9788863803846_laltra_famigliaZoe Baxter, musico terapeuta sposata da dieci anni con Max, vorrebbe tanto un figlio, ma non riesce a portare a termine la gravidanza. Dopo l’ennesimo aborto, il matrimonio si sfascia: Max cerca conforto dal fratello e nella chiesa che quest’ultimo frequenta; Zoe si butta nel lavoro e intreccia una relazione profonda destinata a sbocciare in un amore. Ma il desiderio di formare una nuova famiglia, di avere dei figli, si infrange nell’incomprensione dell’ex marito e finisce in tribunale. Jodi Picoult vive ad Hanover, New Hampshire, con il marito, i tre figli e numerosi animali domestici. Autrice di 19 romanzi è tradotta in 23 lingue e ha venduto più di 12 milioni di copie dei suoi libri in tutto il mondo. Questo è il primo libro che affronto di questa autrice, che per certi versi mi ha piacevolmente colpito, per altri meno. La storia si evolve sotto più punti di vista: quello di Zoe che cerca disperatamente di avere un bambino, e al terzo aborto, verrà lasciata dal marito, Max, che rappresenta un altro punto di vista che dopo il divorzio sarà costretto a vagabondare e troverà una sua pace attraverso il fratello e la religione (elemento negativo o meglio esasperato del libro, troppo fanatismo).

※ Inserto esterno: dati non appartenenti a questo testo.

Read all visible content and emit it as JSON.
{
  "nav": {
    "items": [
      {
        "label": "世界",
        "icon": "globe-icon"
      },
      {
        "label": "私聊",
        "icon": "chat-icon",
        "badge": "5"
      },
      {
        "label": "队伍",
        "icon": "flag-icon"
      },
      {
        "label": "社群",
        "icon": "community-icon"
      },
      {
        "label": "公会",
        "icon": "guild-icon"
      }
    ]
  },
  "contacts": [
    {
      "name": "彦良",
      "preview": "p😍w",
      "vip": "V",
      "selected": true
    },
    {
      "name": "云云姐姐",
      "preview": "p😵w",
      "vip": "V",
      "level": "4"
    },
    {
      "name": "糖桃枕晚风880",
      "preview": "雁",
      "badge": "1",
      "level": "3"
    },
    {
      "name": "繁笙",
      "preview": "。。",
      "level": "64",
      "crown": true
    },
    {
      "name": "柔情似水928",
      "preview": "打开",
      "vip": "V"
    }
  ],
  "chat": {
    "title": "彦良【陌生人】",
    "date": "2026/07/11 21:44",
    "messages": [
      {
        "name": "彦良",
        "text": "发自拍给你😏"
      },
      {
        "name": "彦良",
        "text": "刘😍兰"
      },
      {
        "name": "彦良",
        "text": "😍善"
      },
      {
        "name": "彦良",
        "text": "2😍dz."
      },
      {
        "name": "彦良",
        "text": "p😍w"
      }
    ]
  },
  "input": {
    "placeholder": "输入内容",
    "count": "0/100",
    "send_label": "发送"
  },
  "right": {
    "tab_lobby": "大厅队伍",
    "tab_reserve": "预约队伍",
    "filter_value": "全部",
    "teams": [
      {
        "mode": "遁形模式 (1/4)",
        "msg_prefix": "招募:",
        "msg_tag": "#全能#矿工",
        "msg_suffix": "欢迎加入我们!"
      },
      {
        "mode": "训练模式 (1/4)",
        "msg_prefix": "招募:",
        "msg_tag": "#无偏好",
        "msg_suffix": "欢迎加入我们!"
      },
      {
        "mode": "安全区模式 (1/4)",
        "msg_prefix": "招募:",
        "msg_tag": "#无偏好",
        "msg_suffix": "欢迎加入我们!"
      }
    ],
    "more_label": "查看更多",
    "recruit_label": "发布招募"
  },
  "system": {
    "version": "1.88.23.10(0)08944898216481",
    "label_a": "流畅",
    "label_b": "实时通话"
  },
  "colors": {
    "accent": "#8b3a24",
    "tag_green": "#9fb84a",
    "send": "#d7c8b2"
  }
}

Altro punto di vista è quello di Vanessa che si prenderà cura di Zoe in questo momento difficile, e che si accorgerà con il tempo che il loro rapporto altro non è che amore: amore senza convenzioni, amore che non chiede un perché, amore dell’amore, sull’amore, per l’amore, amore che si ama, amore dei sensi oltre che dei corpi. La decisione di avere un bambino grazie a degli embrioni in vitro avuti con Max, porterà l’ex marito ha un disaccordo, e questo sfocerà nell’incomprensione, nell’ignoranza, nel bigottismo, nella sterilità dei sentimenti oltre che delle cellule, e si arriverà in tribunale. Dove si dibatterà a chi affidare questi embrioni. Il libro sicuramente denso, dove vengono affrontati diversi temi, da cui ci sarebbe da parlare al lungo, come l’amore omosessuale, il rapporto tra i generi, la malattia, la religione, il suicidio, tradimenti, alcolismo. Un microcosmo di argomenti che a volte echeggia e si confronta con dei profondi buchi neri: quelli dell’eccedere, quelli del troppo, del sapersi non molto bene calibrare e rimanere in un giusto equilibrio con le parole.